2.3 Rosa Mística e Alto Branco: dois espaços, duas realidades

Tendo em vista as múltiplas realidades socioespaciais existentes no espaço, é interessante discutir como se dão as relações existentes entre lugares diversos, com atores diferentes e realidades distintas, embora algumas vezes semelhantes no que concerne a alguns aspectos. A renda e o acesso a recursos e a serviços públicos são fatores que contribuem sobremaneira para a configuração espacial de dado local, além de fatores não materiais, como as relações entre os indivíduos.

A partir de tal constatação busca-se, nesse tópico analisar como essas configurações e relações se apresentam nos espaços do Alto Branco e Rosa Mística, partindo do principio que “é suficiente observar qualquer cidade para verificar que há grande diferenciação entre as características de moradia” (RODRIGUES, 2003, p. 11), busca-se comparar as realidades da Rosa Mística e do Alto Branco, não só a partir dos tipos de moradias existentes, mas de uma forma geral.

A essas características de moradia as quais a autora se refere, por exemplo, juntam-se outros atributos físicos (ou não) que contribuem de forma significativa para a constituição e funcionamento de determinado espaço. Segundo Corrêa (1987, p. 81):

Em relação às áreas residenciais, há bairros aprazíveis e faraônicos, habitados por uma população de alto nível de renda [...] que a par das belas e luxuosas residências, dispõem de uma boa infra-estrutura e serviços adequados[...]. Em oposição a estes bairros, há outros habitados por uma população de baixo nível de renda [...]. Tanto os conjuntos habitacionais como as casas autoconstruidas localizam-se na periferia do espaço urbano, em áreas precariamente dotadas de infra-estrutura e serviços, e de baixo preço da terra.

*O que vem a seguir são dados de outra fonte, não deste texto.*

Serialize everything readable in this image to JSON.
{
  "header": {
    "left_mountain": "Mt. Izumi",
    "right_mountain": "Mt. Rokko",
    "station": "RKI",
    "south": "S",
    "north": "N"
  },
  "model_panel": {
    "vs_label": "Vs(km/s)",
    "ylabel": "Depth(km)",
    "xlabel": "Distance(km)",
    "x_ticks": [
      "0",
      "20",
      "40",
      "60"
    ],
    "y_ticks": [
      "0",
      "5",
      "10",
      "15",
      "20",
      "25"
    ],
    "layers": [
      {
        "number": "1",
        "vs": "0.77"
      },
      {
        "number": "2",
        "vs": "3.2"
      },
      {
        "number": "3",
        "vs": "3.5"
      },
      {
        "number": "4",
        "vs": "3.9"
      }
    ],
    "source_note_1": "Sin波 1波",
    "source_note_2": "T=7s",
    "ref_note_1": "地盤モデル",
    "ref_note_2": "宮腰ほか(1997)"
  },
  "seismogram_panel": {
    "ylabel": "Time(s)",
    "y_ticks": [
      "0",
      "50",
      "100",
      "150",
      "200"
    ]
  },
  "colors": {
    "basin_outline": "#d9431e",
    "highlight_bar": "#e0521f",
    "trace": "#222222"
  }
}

Os dois espaços analisados encontram-se basicamente nessas circunstâncias, de um lado o Alto Branco, bairro nobre da cidade, onde residem pessoas, na sua maioria, como alto poder aquisitivo, de outro a Rosa Mística, comunidade predominantemente pobre, que apesar de seus avanços ainda possui espaços bastante precários. Esse fato pode ser entendido a partir da afirmação de Corrêa (1993, p. 63):

Os terrenos de maior preço serão utilizados para as melhores residências, atendendo à demanda solvável. Os terrenos como menores preços, pior localizados, serão utilizados na construção de residências inferiores, a serem habitadas pelos que dispõem de menor renda. O como e o onde se fundem, dando origem a áreas que tendem a ser uniformes internamente em termos de renda, padrões culturais, valores, e, sobretudo, em termos dos papéis a serem cumpridos na sociedade pelos seus habitantes.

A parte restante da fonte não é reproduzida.